Not only that, attraction cannot be reinforced. It is present, whether you have fantasies or not. While attractions are somewhat fluid, there has never been a confirmed case of someone’s attractions changing as the result of therapy. So, the idea that fantasies reinforce attractions is blatantly illogical, and the idea that one’s attractions will inevitably be carried out the more one has fantasies, at best, is a slippery slope fallacy.

In addition, we have two different sources showing that most abusers of children are in fact situational: They are attracted to adults (see here (p. 65–66) and here). In short, fantasy is not the same thing as reality, and to suggest that one’s private thoughts can somehow make someone more or less likely to act on them in real life is preposterous absent other mental health issues. Additionally, repressing sexuality has been shown to increase sexual thoughts, rather than decreasing them.

13: Pedophilia And Molestation Are The Same Thing

This argument is also easier to counter. While some might pull blogs or dictionaries that use non-clinical definitions of pedophilia to imply that behavior and attraction are the same thing, the research says otherwise. In fact, so does Interpol (p. 86, citing the WHO and DSM-5). Pedophilia is the sexual attraction to pre-pubescent children, not the sexual abuse of children Note that even Wikipedia notes the distinction, and the reasons for it, and that the DSM-5 differentiates between pedophilia, the attraction, and pedophilic disorder, the psychiatric disorder.

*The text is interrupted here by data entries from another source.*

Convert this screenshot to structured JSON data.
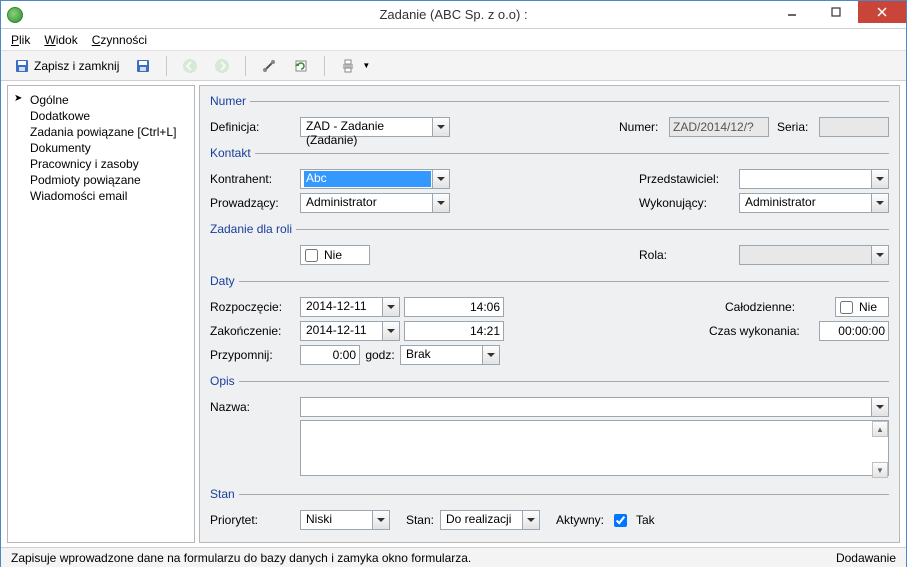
{
  "window": {
    "title": "Zadanie (ABC Sp. z o.o) :"
  },
  "menu": {
    "plik": "Plik",
    "widok": "Widok",
    "czynnosci": "Czynności"
  },
  "toolbar": {
    "save_close": "Zapisz i zamknij"
  },
  "nav": {
    "items": [
      "Ogólne",
      "Dodatkowe",
      "Zadania powiązane [Ctrl+L]",
      "Dokumenty",
      "Pracownicy i zasoby",
      "Podmioty powiązane",
      "Wiadomości email"
    ]
  },
  "groups": {
    "numer": "Numer",
    "kontakt": "Kontakt",
    "zadanie_roli": "Zadanie dla roli",
    "daty": "Daty",
    "opis": "Opis",
    "stan": "Stan"
  },
  "labels": {
    "definicja": "Definicja:",
    "numer": "Numer:",
    "seria": "Seria:",
    "kontrahent": "Kontrahent:",
    "przedstawiciel": "Przedstawiciel:",
    "prowadzacy": "Prowadzący:",
    "wykonujacy": "Wykonujący:",
    "rola": "Rola:",
    "rozpoczecie": "Rozpoczęcie:",
    "zakonczenie": "Zakończenie:",
    "przypomnij": "Przypomnij:",
    "godz": "godz:",
    "calodzienne": "Całodzienne:",
    "czas_wykonania": "Czas wykonania:",
    "nazwa": "Nazwa:",
    "priorytet": "Priorytet:",
    "stan": "Stan:",
    "aktywny": "Aktywny:"
  },
  "values": {
    "definicja": "ZAD - Zadanie (Zadanie)",
    "numer": "ZAD/2014/12/?",
    "seria": "",
    "kontrahent": "Abc",
    "przedstawiciel": "",
    "prowadzacy": "Administrator",
    "wykonujacy": "Administrator",
    "zadanie_roli_check": "Nie",
    "rola": "",
    "rozp_date": "2014-12-11",
    "rozp_time": "14:06",
    "zak_date": "2014-12-11",
    "zak_time": "14:21",
    "przypomnij_val": "0:00",
    "przypomnij_brak": "Brak",
    "calodzienne_check": "Nie",
    "czas_wykonania": "00:00:00",
    "nazwa": "",
    "opis_text": "",
    "priorytet": "Niski",
    "stan": "Do realizacji",
    "aktywny_check": "Tak"
  },
  "status": {
    "left": "Zapisuje wprowadzone dane na formularzu do bazy danych i zamyka okno formularza.",
    "right": "Dodawanie"
  }
}
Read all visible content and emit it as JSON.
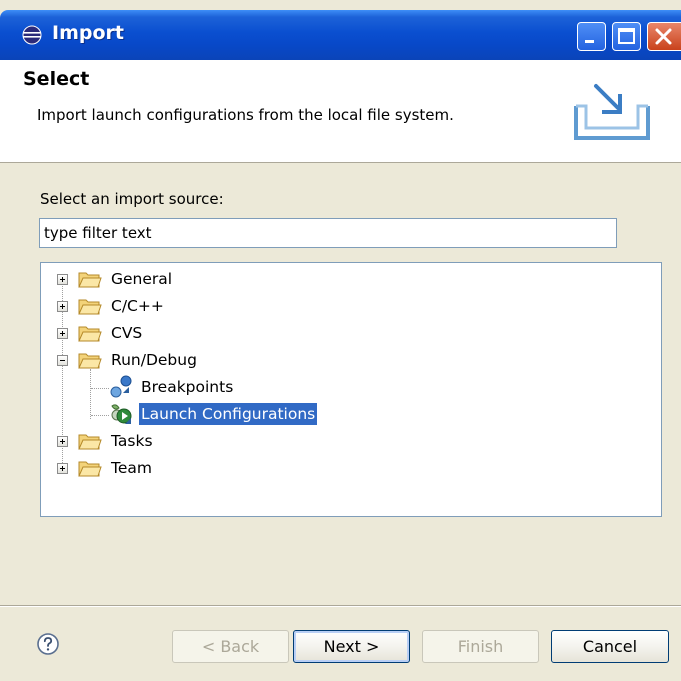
{
  "window": {
    "title": "Import"
  },
  "banner": {
    "title": "Select",
    "description": "Import launch configurations from the local file system."
  },
  "source": {
    "label": "Select an import source:",
    "filter_value": "type filter text"
  },
  "tree": {
    "items": [
      {
        "label": "General",
        "expanded": false
      },
      {
        "label": "C/C++",
        "expanded": false
      },
      {
        "label": "CVS",
        "expanded": false
      },
      {
        "label": "Run/Debug",
        "expanded": true,
        "children": [
          {
            "label": "Breakpoints",
            "icon": "breakpoints-icon"
          },
          {
            "label": "Launch Configurations",
            "icon": "launch-configurations-icon",
            "selected": true
          }
        ]
      },
      {
        "label": "Tasks",
        "expanded": false
      },
      {
        "label": "Team",
        "expanded": false
      }
    ]
  },
  "buttons": {
    "back": "< Back",
    "next": "Next >",
    "finish": "Finish",
    "cancel": "Cancel"
  },
  "colors": {
    "selection": "#316ac5",
    "titlebar": "#0a4fd0",
    "dialog_bg": "#ece9d8"
  }
}
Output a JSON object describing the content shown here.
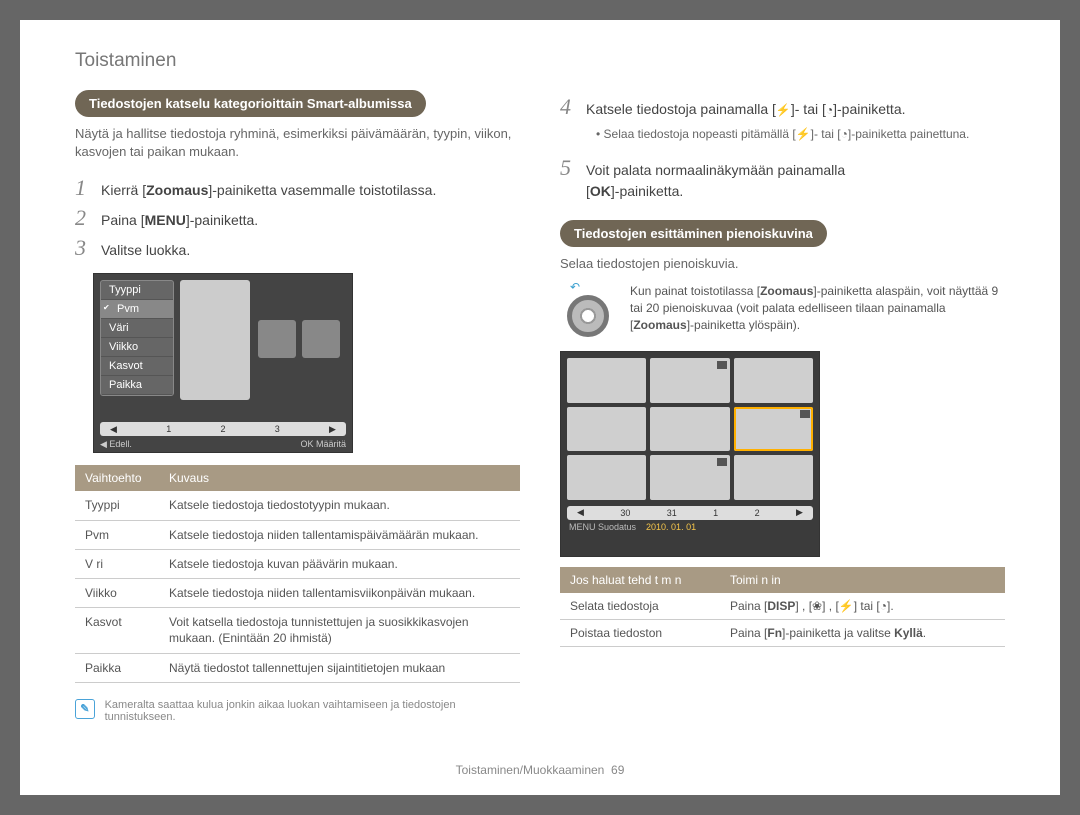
{
  "page": {
    "title": "Toistaminen",
    "breadcrumb": "Toistaminen/Muokkaaminen",
    "page_number": "69"
  },
  "left": {
    "section_title": "Tiedostojen katselu kategorioittain Smart-albumissa",
    "intro": "Näytä ja hallitse tiedostoja ryhminä, esimerkiksi päivämäärän, tyypin, viikon, kasvojen tai paikan mukaan.",
    "steps": {
      "s1_pre": "Kierrä [",
      "s1_key": "Zoomaus",
      "s1_post": "]-painiketta vasemmalle toistotilassa.",
      "s2_pre": "Paina [",
      "s2_key": "MENU",
      "s2_post": "]-painiketta.",
      "s3": "Valitse luokka."
    },
    "cat_menu": [
      "Tyyppi",
      "Pvm",
      "Väri",
      "Viikko",
      "Kasvot",
      "Paikka"
    ],
    "cat_ruler": [
      "1",
      "2",
      "3"
    ],
    "cat_footer_left": "◀  Edell.",
    "cat_footer_right": "OK  Määritä",
    "table": {
      "head_opt": "Vaihtoehto",
      "head_desc": "Kuvaus",
      "rows": [
        {
          "opt": "Tyyppi",
          "desc": "Katsele tiedostoja tiedostotyypin mukaan."
        },
        {
          "opt": "Pvm",
          "desc": "Katsele tiedostoja niiden tallentamispäivämäärän mukaan."
        },
        {
          "opt": "V ri",
          "desc": "Katsele tiedostoja kuvan päävärin mukaan."
        },
        {
          "opt": "Viikko",
          "desc": "Katsele tiedostoja niiden tallentamisviikonpäivän mukaan."
        },
        {
          "opt": "Kasvot",
          "desc": "Voit katsella tiedostoja tunnistettujen ja suosikkikasvojen mukaan. (Enintään 20 ihmistä)"
        },
        {
          "opt": "Paikka",
          "desc": "Näytä tiedostot tallennettujen sijaintitietojen mukaan"
        }
      ]
    },
    "note": "Kameralta saattaa kulua jonkin aikaa luokan vaihtamiseen ja tiedostojen tunnistukseen."
  },
  "right": {
    "step4_pre": "Katsele tiedostoja painamalla [",
    "step4_mid": "]- tai [",
    "step4_post": "]-painiketta.",
    "step4_bullet_pre": "Selaa tiedostoja nopeasti pitämällä [",
    "step4_bullet_mid": "]- tai [",
    "step4_bullet_post": "]-painiketta painettuna.",
    "step5_line1": "Voit palata normaalinäkymään painamalla",
    "step5_line2_pre": "[",
    "step5_key": "OK",
    "step5_line2_post": "]-painiketta.",
    "thumb_section_title": "Tiedostojen esittäminen pienoiskuvina",
    "thumb_intro": "Selaa tiedostojen pienoiskuvia.",
    "zoom_desc_pre": "Kun painat toistotilassa [",
    "zoom_key1": "Zoomaus",
    "zoom_desc_mid": "]-painiketta alaspäin, voit näyttää 9 tai 20 pienoiskuvaa (voit palata edelliseen tilaan painamalla [",
    "zoom_key2": "Zoomaus",
    "zoom_desc_post": "]-painiketta ylöspäin).",
    "thumb_ruler": [
      "30",
      "31",
      "1",
      "2"
    ],
    "thumb_footer_label": "MENU  Suodatus",
    "thumb_footer_date": "2010. 01. 01",
    "actions": {
      "head_left": "Jos haluat tehd t m n",
      "head_right": "Toimi n in",
      "row1_left": "Selata tiedostoja",
      "row1_right_pre": "Paina [",
      "row1_k1": "DISP",
      "row1_mid1": "] , [",
      "row1_mid2": "] , [",
      "row1_mid3": "]  tai [",
      "row1_post": "].",
      "row2_left": "Poistaa tiedoston",
      "row2_right_pre": "Paina [",
      "row2_k1": "Fn",
      "row2_right_mid": "]-painiketta ja valitse ",
      "row2_k2": "Kyllä",
      "row2_right_post": "."
    }
  }
}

14. Pedophiles Hide, Therefore They Are Evil

Pedophiles DO hide: This is because of the conflation between being a pedophile and being a child molester. The stigma that comes from that conflation is enough to make anyone hide their sexuality. It happened with the LGBT community until recently, and even now, it still happens in some places. Their hiding is for their own self-protection. There have been instances where pedophiles have been outed, reported to the police, lost careers, jobs, family, and more because of the strong stigma and the fact that the information that they were a pedophile did not stay private.

So, it is no wonder that pedophiles hide their pedophilia, even from people who care about them. We hide behind pseudonyms, not because we have things to hide, but because of the consequences if we do not. Those consequences are well-documented: See here, here, and here.

15. Only Pedophiles Defend Pedophiles

This is in fact not the case. I have several followers that consistently tweet, retweet, and respond to me when I am arguing with trolls on the subject. One such follower is the mother of a sexual abuse survivor.

Another is the survivor of sexual assault. Another is a random person on the East Coast of the United States. We have many who support our cause, many of them abuse survivors, scientists, and abuse preventionists. Not only is this argument fallacious, it is demonstrably false.

Other “Arguments”

There are, of course, a variety of other arguments that are usually blatantly fallacious. “Pedophiles should die,” (generalization), “pedophiles are sick fucks,” (ad hominem), “pedophiles belong on and island somewhere,” (dehumanization/trolling), etc., are all arguments that are just blatant attempts to troll and upset. Most pedophiles, like myself, see through this disturbing attempt at bullying pretty easily, and decide to block you, or show everyone watching just how stupid you look when you bully us (some, like Ender Wiggin, will directly tell you just how stupid you are, though Ender and I disagree on that point).